Glad you posted about the bloated farm bill and how sugar is treated. A “Sweetheart Deal” — how right the Washington Post is in its editorial today blasting farm bill proposals that would make the U.S. sugar program an even sweeter deal for producers while consumers foot the bill.
The current sugar program — which has expired but has been extended with other 2002 farm programs — is a system of price supports, domestic production restrictions, and restrictions on sugar imports. The new bill would distort the market even further. It would raise the price supports for U.S. sugar cane and sugar beets, thus guaranteeing sugar producers twice the world price; provide domestic producers with 85 percent of the U.S. market, and protect them from competition by turning imported sugar into ethanol. The Sweetener Users — a coalition of food, beverage, and confectioners pushing for reform of the sugar program — estimates that the farm bill will cost consumers about $2 billion over five years.
That sweet deal is one that the Bush Administration doesn’t like and is one of the issues that may indeed provoke a presidential veto.

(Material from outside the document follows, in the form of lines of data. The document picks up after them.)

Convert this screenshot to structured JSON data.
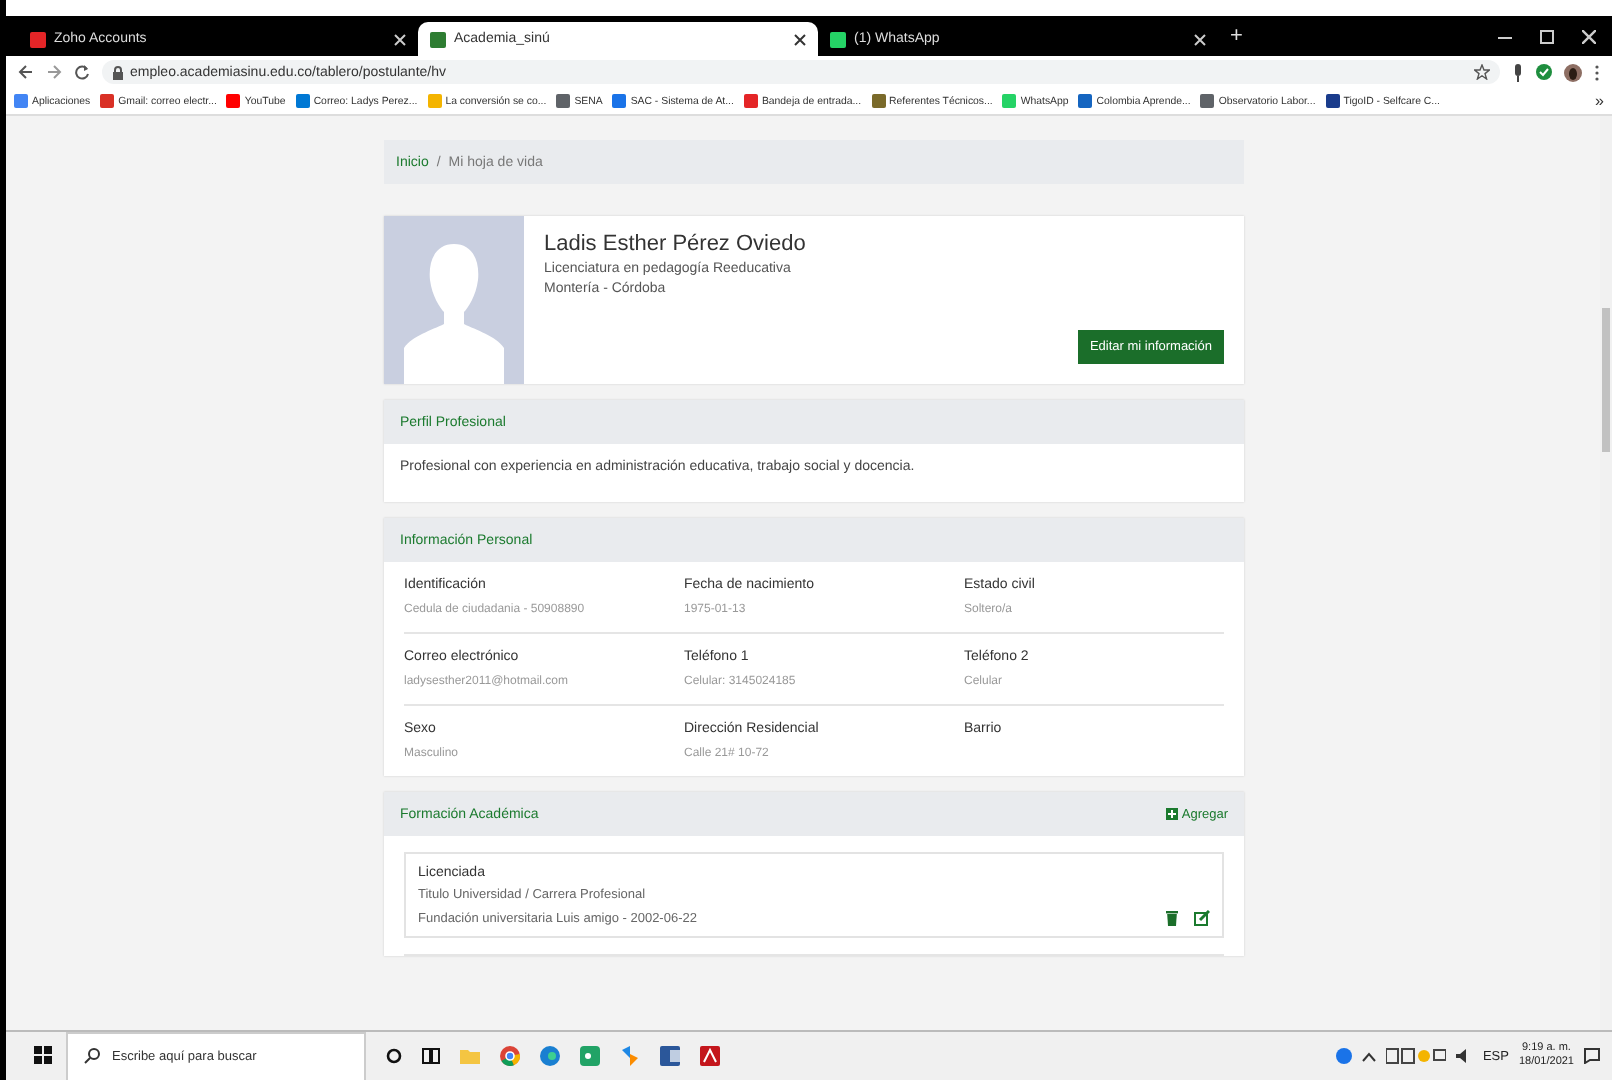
{
  "browser": {
    "tabs": [
      {
        "title": "Zoho Accounts",
        "selected": false,
        "color": "#e42527"
      },
      {
        "title": "Academia_sinú",
        "selected": true,
        "color": "#2e7d32"
      },
      {
        "title": "(1) WhatsApp",
        "selected": false,
        "color": "#25d366"
      }
    ],
    "new_tab": "+",
    "url": "empleo.academiasinu.edu.co/tablero/postulante/hv",
    "bookmarks": [
      {
        "label": "Aplicaciones",
        "color": "#4285f4"
      },
      {
        "label": "Gmail: correo electr...",
        "color": "#d93025"
      },
      {
        "label": "YouTube",
        "color": "#ff0000"
      },
      {
        "label": "Correo: Ladys Perez...",
        "color": "#0078d4"
      },
      {
        "label": "La conversión se co...",
        "color": "#f4b400"
      },
      {
        "label": "SENA",
        "color": "#5f6368"
      },
      {
        "label": "SAC - Sistema de At...",
        "color": "#1a73e8"
      },
      {
        "label": "Bandeja de entrada...",
        "color": "#e42527"
      },
      {
        "label": "Referentes Técnicos...",
        "color": "#7a6a2a"
      },
      {
        "label": "WhatsApp",
        "color": "#25d366"
      },
      {
        "label": "Colombia Aprende...",
        "color": "#1565c0"
      },
      {
        "label": "Observatorio Labor...",
        "color": "#5f6368"
      },
      {
        "label": "TigoID - Selfcare C...",
        "color": "#1a3c8c"
      }
    ],
    "more_bookmarks": "»"
  },
  "breadcrumb": [
    {
      "label": "Inicio",
      "kind": "link"
    },
    {
      "label": "Mi hoja de vida",
      "kind": "current"
    }
  ],
  "breadcrumb_separator": "/",
  "profile": {
    "name": "Ladis Esther Pérez Oviedo",
    "degree": "Licenciatura en pedagogía Reeducativa",
    "location": "Montería - Córdoba",
    "edit_button": "Editar mi información"
  },
  "professional_profile": {
    "title": "Perfil Profesional",
    "text": "Profesional con experiencia en administración educativa, trabajo social y docencia."
  },
  "personal_info": {
    "title": "Información Personal",
    "fields": [
      {
        "label": "Identificación",
        "value": "Cedula de ciudadania - 50908890"
      },
      {
        "label": "Fecha de nacimiento",
        "value": "1975-01-13"
      },
      {
        "label": "Estado civil",
        "value": "Soltero/a"
      },
      {
        "label": "Correo electrónico",
        "value": "ladysesther2011@hotmail.com"
      },
      {
        "label": "Teléfono 1",
        "value": "Celular: 3145024185"
      },
      {
        "label": "Teléfono 2",
        "value": "Celular"
      },
      {
        "label": "Sexo",
        "value": "Masculino"
      },
      {
        "label": "Dirección Residencial",
        "value": "Calle 21# 10-72"
      },
      {
        "label": "Barrio"
      }
    ]
  },
  "academic": {
    "title": "Formación Académica",
    "add_button": "Agregar",
    "entries": [
      {
        "title": "Licenciada",
        "type": "Titulo Universidad / Carrera Profesional",
        "detail": "Fundación universitaria Luis amigo - 2002-06-22"
      }
    ]
  },
  "taskbar": {
    "search_placeholder": "Escribe aquí para buscar",
    "language": "ESP",
    "time": "9:19 a. m.",
    "date": "18/01/2021"
  }
}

The Administration thinks real reform of the programs was needed, and income caps for who can receive subsidies should be lowered. But farm programs, especially sugar, get heavy support from their lobbyists and from Congress. Add to that the fact that the majority of farm bill money goes for food stamps and nutrition programs — which almost guarantees that urban, suburban, and rural representatives also want the bill to pass.
In a period where farmers are making unprecedented profits, and consumers are feeling the pinch of higher food prices, it should be a time when real reform of farm programs would have a chance. But don’t count on it.